Análise comparativa de estratégias de personalização no e-commerce varejista

Giovanna Anjos de Araújo; Dayane Freire Romagnolo

Resumo elaborado pela ferramenta ResumeAI, solução de inteligência artificial desenvolvida pelo Instituto Pecege voltada à síntese e redação.

Este estudo avaliou as estratégias de personalização de três e-commerces varejistas para propor melhorias em suas operações e na experiência do cliente. Em um mercado saturado e comoditizado, a personalização é uma necessidade fundamental. A diferenciação migra do produto para a experiência de compra; o engajamento do consumidor é o vetor para a fidelização. Empresas que investem em personalização reportam aumentos de receita de 10 a 15%, valor que pode alcançar 25% em empresas nativas digitais, evidenciando o retorno do investimento (Arora et al., 2021). A lealdade do consumidor exige um esforço contínuo para atrair, reter e transformar clientes em defensores da marca (Lab Persona Estadão, 2025).
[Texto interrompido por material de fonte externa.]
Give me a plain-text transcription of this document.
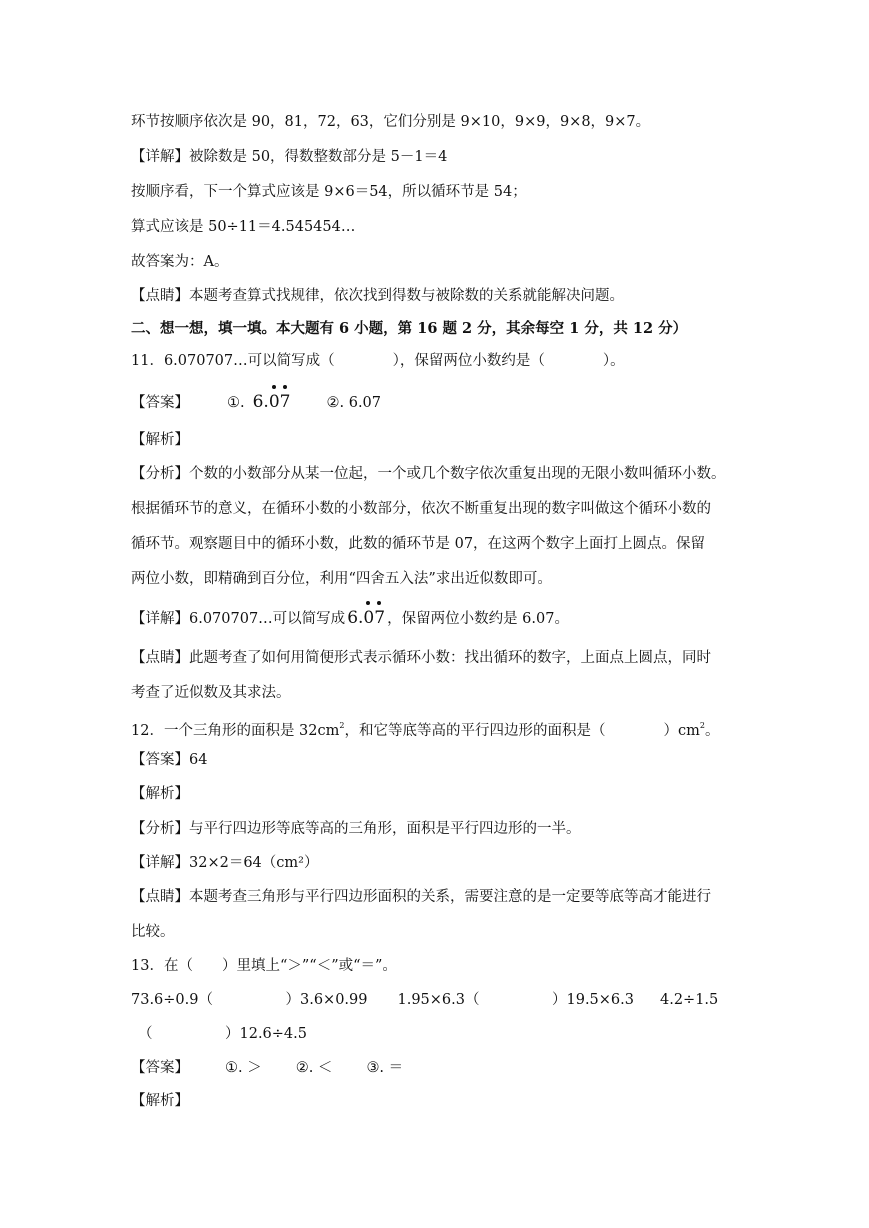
环节按顺序依次是 90，81，72，63，它们分别是 9×10，9×9，9×8，9×7。
【详解】被除数是 50，得数整数部分是 5－1＝4
按顺序看，下一个算式应该是 9×6＝54，所以循环节是 54；
算式应该是 50÷11＝4.545454…
故答案为：A。
【点睛】本题考查算式找规律，依次找到得数与被除数的关系就能解决问题。
二、想一想，填一填。本大题有 6 小题，第 16 题 2 分，其余每空 1 分，共 12 分）
11．6.070707…可以简写成（　　　　），保留两位小数约是（　　　　）。
【答案】	①. 6.
0
7 ②. 6.07
【解析】
【分析】个数的小数部分从某一位起，一个或几个数字依次重复出现的无限小数叫循环小数。
根据循环节的意义，在循环小数的小数部分，依次不断重复出现的数字叫做这个循环小数的
循环节。观察题目中的循环小数，此数的循环节是 07，在这两个数字上面打上圆点。保留
两位小数，即精确到百分位，利用“四舍五入法”求出近似数即可。
【详解】6.070707…可以简写成 6.
0
7 ，保留两位小数约是 6.07。
【点睛】此题考查了如何用简便形式表示循环小数：找出循环的数字，上面点上圆点，同时
考查了近似数及其求法。
12．一个三角形的面积是 $32cm^2$，和它等底等高的平行四边形的面积是（　　　　）$cm^2$。
【答案】64
【解析】
【分析】与平行四边形等底等高的三角形，面积是平行四边形的一半。
【详解】32×2＝64（cm²）
【点睛】本题考查三角形与平行四边形面积的关系，需要注意的是一定要等底等高才能进行
比较。
13．在（　　）里填上“＞”“＜”或“＝”。
73.6÷0.9（　　　　　）3.6×0.99 1.95×6.3（　　　　　）19.5×6.3 4.2÷1.5
（　　　　　）12.6÷4.5
【答案】 ①. ＞ ②. ＜ ③. ＝
【解析】
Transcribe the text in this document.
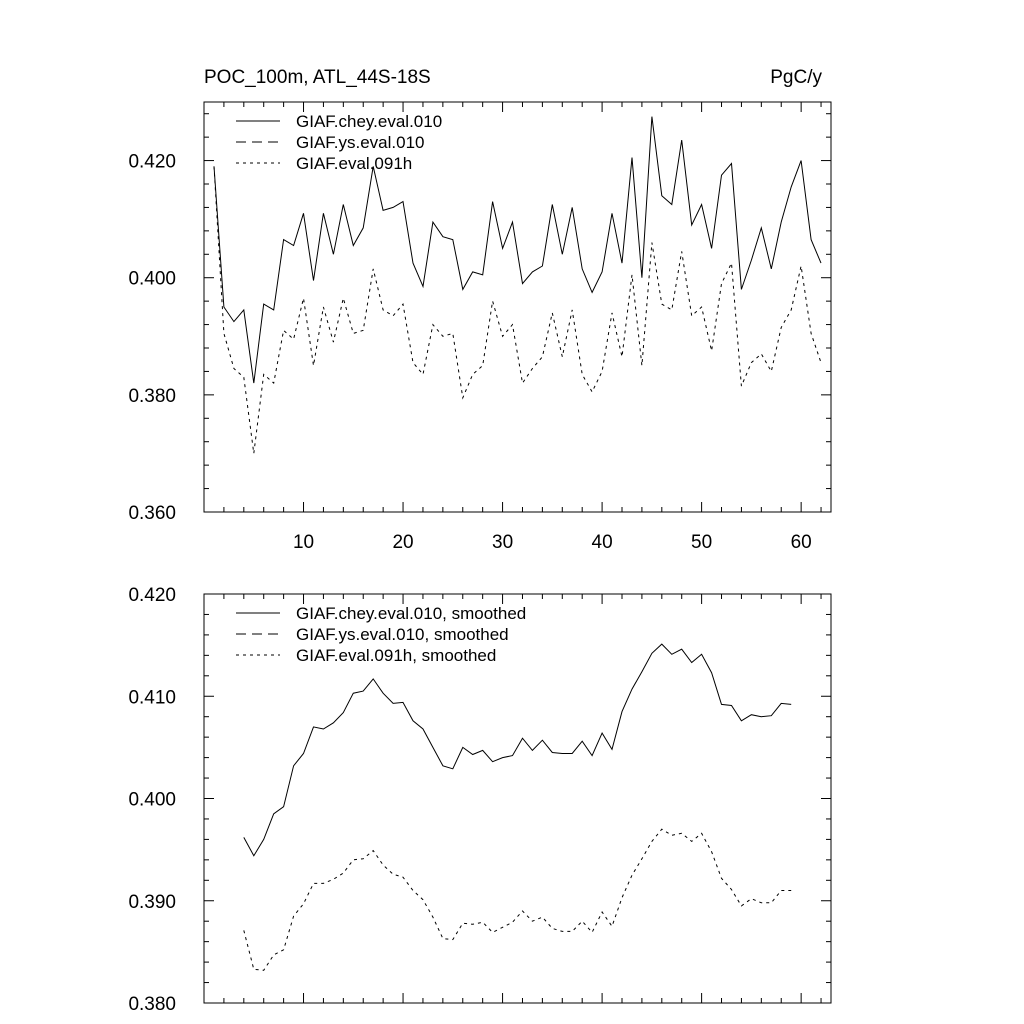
POC_100m, ATL_44S-18S	PgC/y
0.360
0.380
0.400
0.420
10	20	30	40	50	60
GIAF.chey.eval.010
GIAF.ys.eval.010
GIAF.eval.091h
0.380
0.390
0.400
0.410
0.420
GIAF.chey.eval.010, smoothed
GIAF.ys.eval.010, smoothed
GIAF.eval.091h, smoothed
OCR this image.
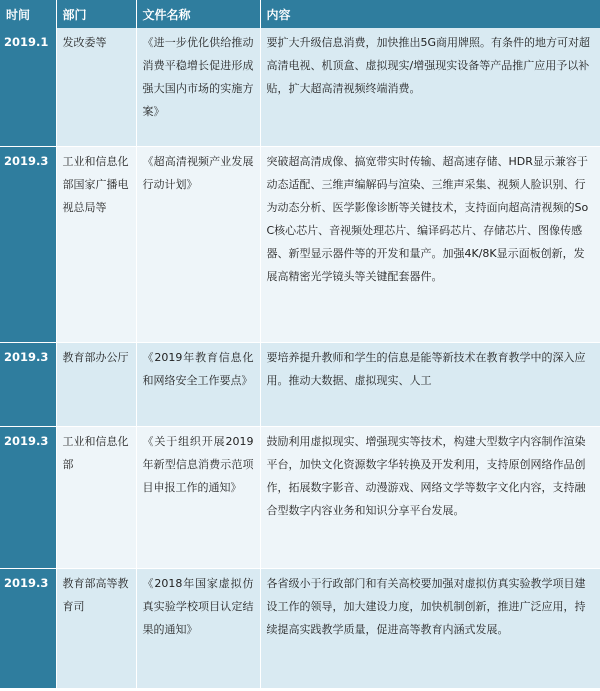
时间	部门	文件名称	内容
2019.1	发改委等	《进一步优化供给推动消费平稳增长促进形成强大国内市场的实施方案》	要扩大升级信息消费，加快推出5G商用牌照。有条件的地方可对超高清电视、机顶盒、虚拟现实/增强现实设备等产品推广应用予以补贴，扩大超高清视频终端消费。
2019.3	工业和信息化部国家广播电视总局等	《超高清视频产业发展行动计划》	突破超高清成像、搞宽带实时传输、超高速存储、HDR显示兼容于动态适配、三维声编解码与渲染、三维声采集、视频人脸识别、行为动态分析、医学影像诊断等关键技术，支持面向超高清视频的SoC核心芯片、音视频处理芯片、编译码芯片、存储芯片、图像传感器、新型显示器件等的开发和量产。加强4K/8K显示面板创新，发展高精密光学镜头等关键配套器件。
2019.3	教育部办公厅	《2019年教育信息化和网络安全工作要点》	要培养提升教师和学生的信息是能等新技术在教育教学中的深入应用。推动大数据、虚拟现实、人工
2019.3	工业和信息化部	《关于组织开展2019年新型信息消费示范项目申报工作的通知》	鼓励利用虚拟现实、增强现实等技术，构建大型数字内容制作渲染平台，加快文化资源数字华转换及开发利用，支持原创网络作品创作，拓展数字影音、动漫游戏、网络文学等数字文化内容，支持融合型数字内容业务和知识分享平台发展。
2019.3	教育部高等教育司	《2018年国家虚拟仿真实验学校项目认定结果的通知》	各省级小于行政部门和有关高校要加强对虚拟仿真实验教学项目建设工作的领导，加大建设力度，加快机制创新，推进广泛应用，持续提高实践教学质量，促进高等教育内涵式发展。
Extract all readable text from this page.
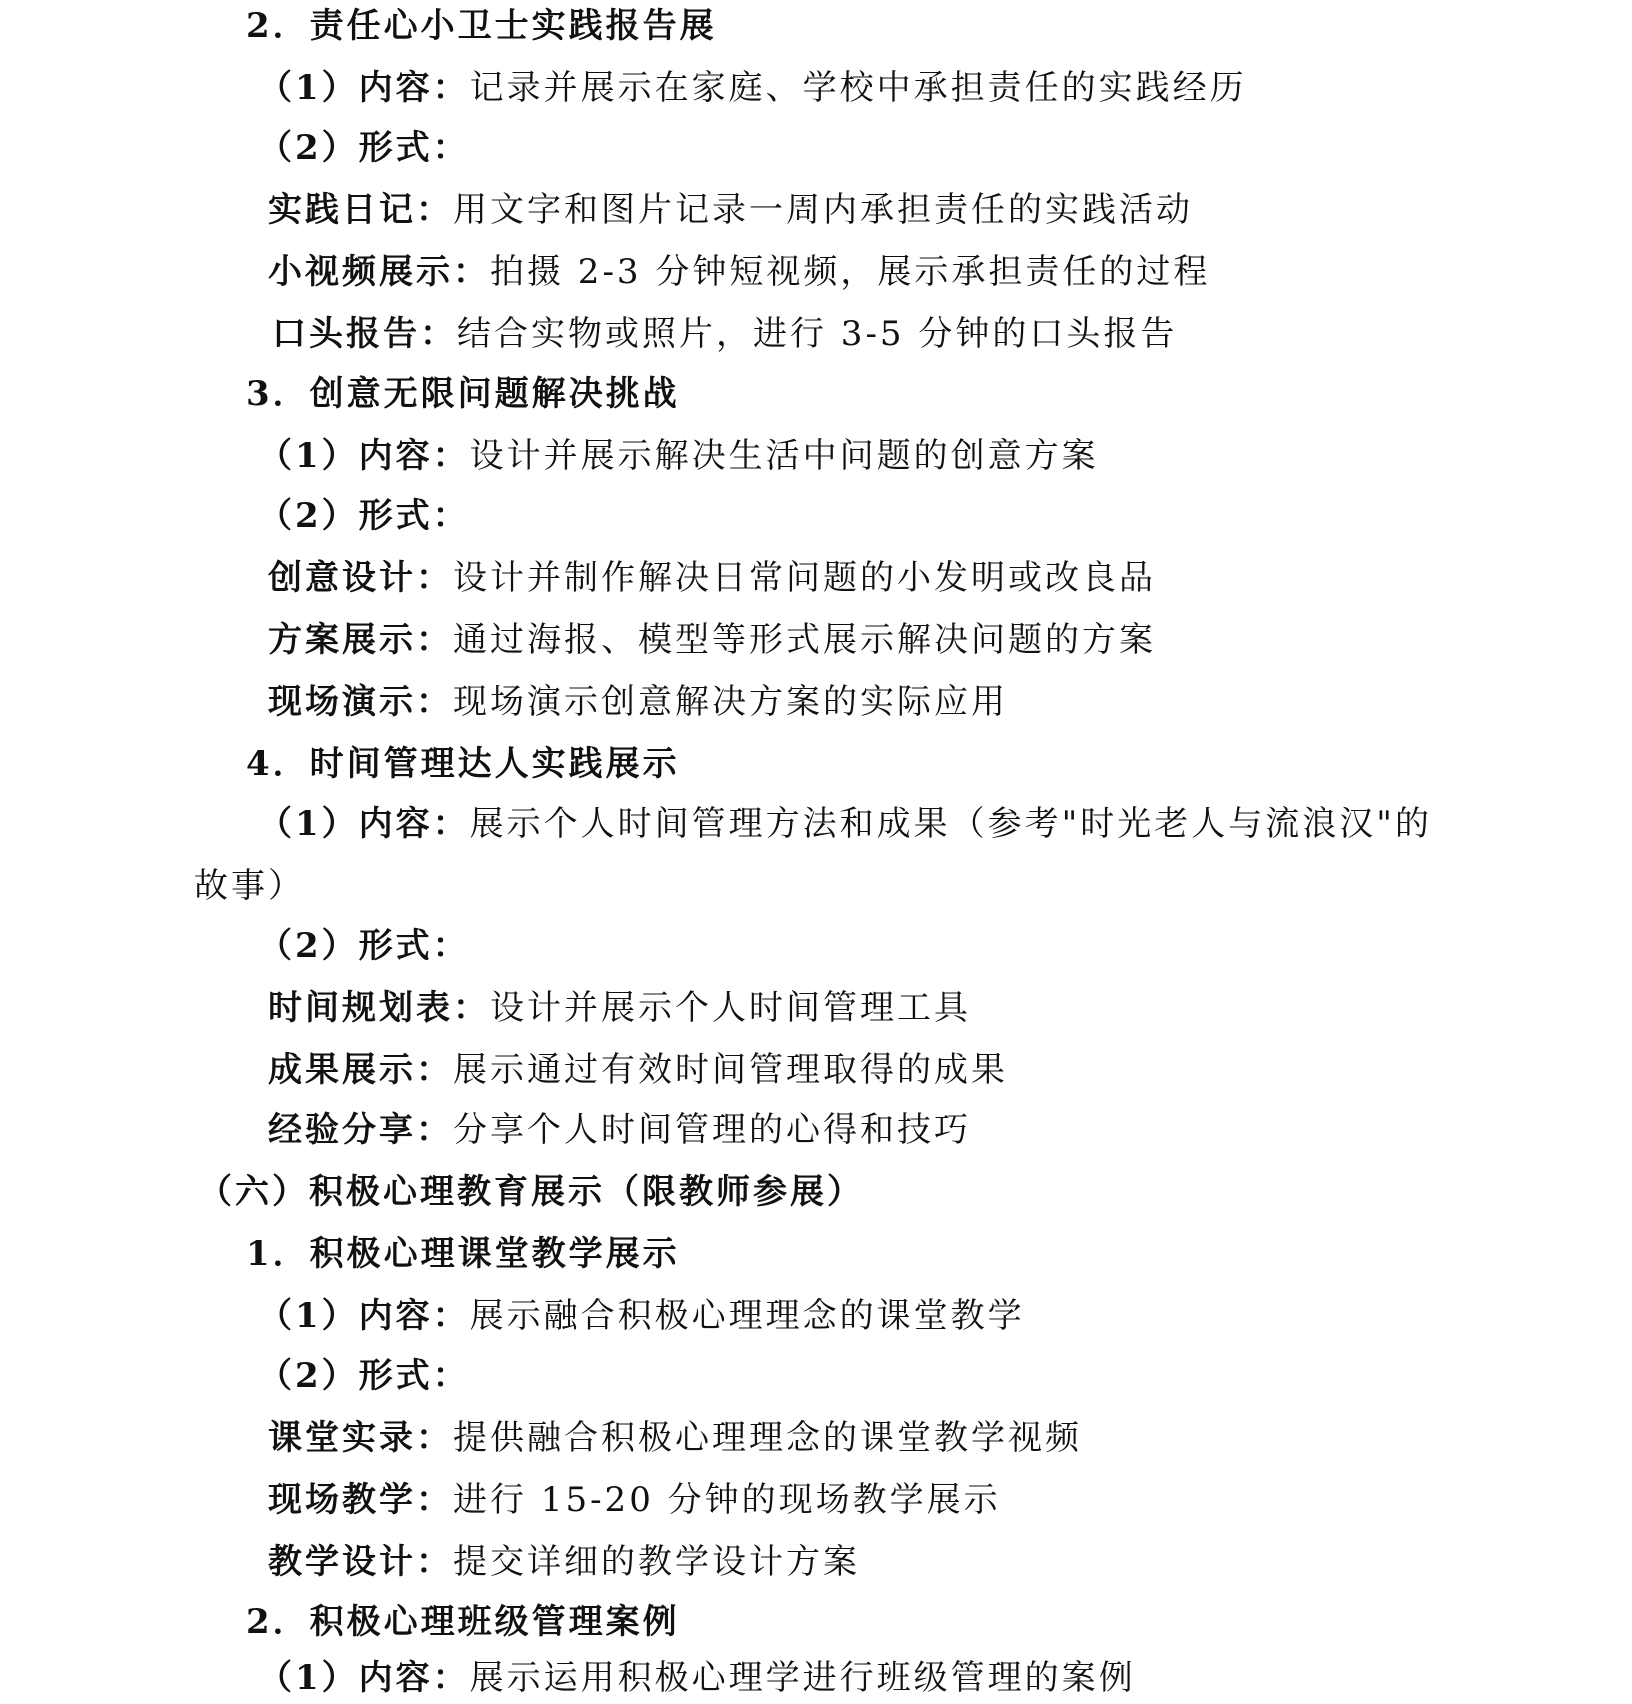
2．责任心小卫士实践报告展
（1）内容：记录并展示在家庭、学校中承担责任的实践经历
（2）形式：
实践日记：用文字和图片记录一周内承担责任的实践活动
小视频展示：拍摄 2-3 分钟短视频，展示承担责任的过程
口头报告：结合实物或照片，进行 3-5 分钟的口头报告
3．创意无限问题解决挑战
（1）内容：设计并展示解决生活中问题的创意方案
（2）形式：
创意设计：设计并制作解决日常问题的小发明或改良品
方案展示：通过海报、模型等形式展示解决问题的方案
现场演示：现场演示创意解决方案的实际应用
4．时间管理达人实践展示
（1）内容：展示个人时间管理方法和成果（参考"时光老人与流浪汉"的
故事）
（2）形式：
时间规划表：设计并展示个人时间管理工具
成果展示：展示通过有效时间管理取得的成果
经验分享：分享个人时间管理的心得和技巧
（六）积极心理教育展示（限教师参展）
1．积极心理课堂教学展示
（1）内容：展示融合积极心理理念的课堂教学
（2）形式：
课堂实录：提供融合积极心理理念的课堂教学视频
现场教学：进行 15-20 分钟的现场教学展示
教学设计：提交详细的教学设计方案
2．积极心理班级管理案例
（1）内容：展示运用积极心理学进行班级管理的案例
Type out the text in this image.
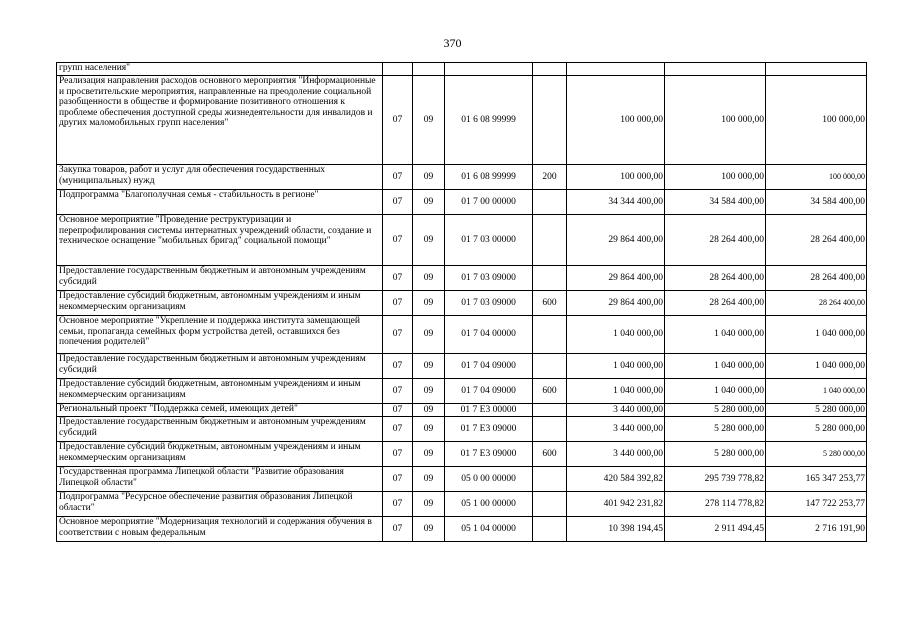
370
групп населения"							
Реализация направления расходов основного мероприятия "Информационные и просветительские мероприятия, направленные на преодоление социальной разобщенности в обществе и формирование позитивного отношения к проблеме обеспечения доступной среды жизнедеятельности для инвалидов и других маломобильных групп населения"	07	09	01 6 08 99999		100 000,00	100 000,00	100 000,00
Закупка товаров, работ и услуг для обеспечения государственных (муниципальных) нужд	07	09	01 6 08 99999	200	100 000,00	100 000,00	100 000,00
Подпрограмма "Благополучная семья - стабильность в регионе"	07	09	01 7 00 00000		34 344 400,00	34 584 400,00	34 584 400,00
Основное мероприятие "Проведение реструктуризации и перепрофилирования системы интернатных учреждений области, создание и техническое оснащение "мобильных бригад" социальной помощи"	07	09	01 7 03 00000		29 864 400,00	28 264 400,00	28 264 400,00
Предоставление государственным бюджетным и автономным учреждениям субсидий	07	09	01 7 03 09000		29 864 400,00	28 264 400,00	28 264 400,00
Предоставление субсидий бюджетным, автономным учреждениям и иным некоммерческим организациям	07	09	01 7 03 09000	600	29 864 400,00	28 264 400,00	28 264 400,00
Основное мероприятие "Укрепление и поддержка института замещающей семьи, пропаганда семейных форм устройства детей, оставшихся без попечения родителей"	07	09	01 7 04 00000		1 040 000,00	1 040 000,00	1 040 000,00
Предоставление государственным бюджетным и автономным учреждениям субсидий	07	09	01 7 04 09000		1 040 000,00	1 040 000,00	1 040 000,00
Предоставление субсидий бюджетным, автономным учреждениям и иным некоммерческим организациям	07	09	01 7 04 09000	600	1 040 000,00	1 040 000,00	1 040 000,00
Региональный проект "Поддержка семей, имеющих детей"	07	09	01 7 Е3 00000		3 440 000,00	5 280 000,00	5 280 000,00
Предоставление государственным бюджетным и автономным учреждениям субсидий	07	09	01 7 Е3 09000		3 440 000,00	5 280 000,00	5 280 000,00
Предоставление субсидий бюджетным, автономным учреждениям и иным некоммерческим организациям	07	09	01 7 Е3 09000	600	3 440 000,00	5 280 000,00	5 280 000,00
Государственная программа Липецкой области "Развитие образования Липецкой области"	07	09	05 0 00 00000		420 584 392,82	295 739 778,82	165 347 253,77
Подпрограмма "Ресурсное обеспечение развития образования Липецкой области"	07	09	05 1 00 00000		401 942 231,82	278 114 778,82	147 722 253,77
Основное мероприятие "Модернизация технологий и содержания обучения в соответствии с новым федеральным	07	09	05 1 04 00000		10 398 194,45	2 911 494,45	2 716 191,90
A personalização customiza cada ponto de contato entre empresa e consumidor, utilizando dados para compreender necessidades e antecipar expectativas (Meets Tecnologia, 2023). O processo envolve a análise de informações como histórico de compras e comportamento de navegação para criar uma interação relevante. A evolução desta abordagem culmina no marketing “um para um”; cada cliente é um segmento único (Kartajaya et al., 2021). Essa granularidade complementa a análise macro, como a segmentação geracional, permitindo uma comunicação mais precisa. A demanda por customização é impulsionada por um consumidor exigente: 62% já abandonaram uma compra devido a uma experiência negativa (Cx Trends, 2025).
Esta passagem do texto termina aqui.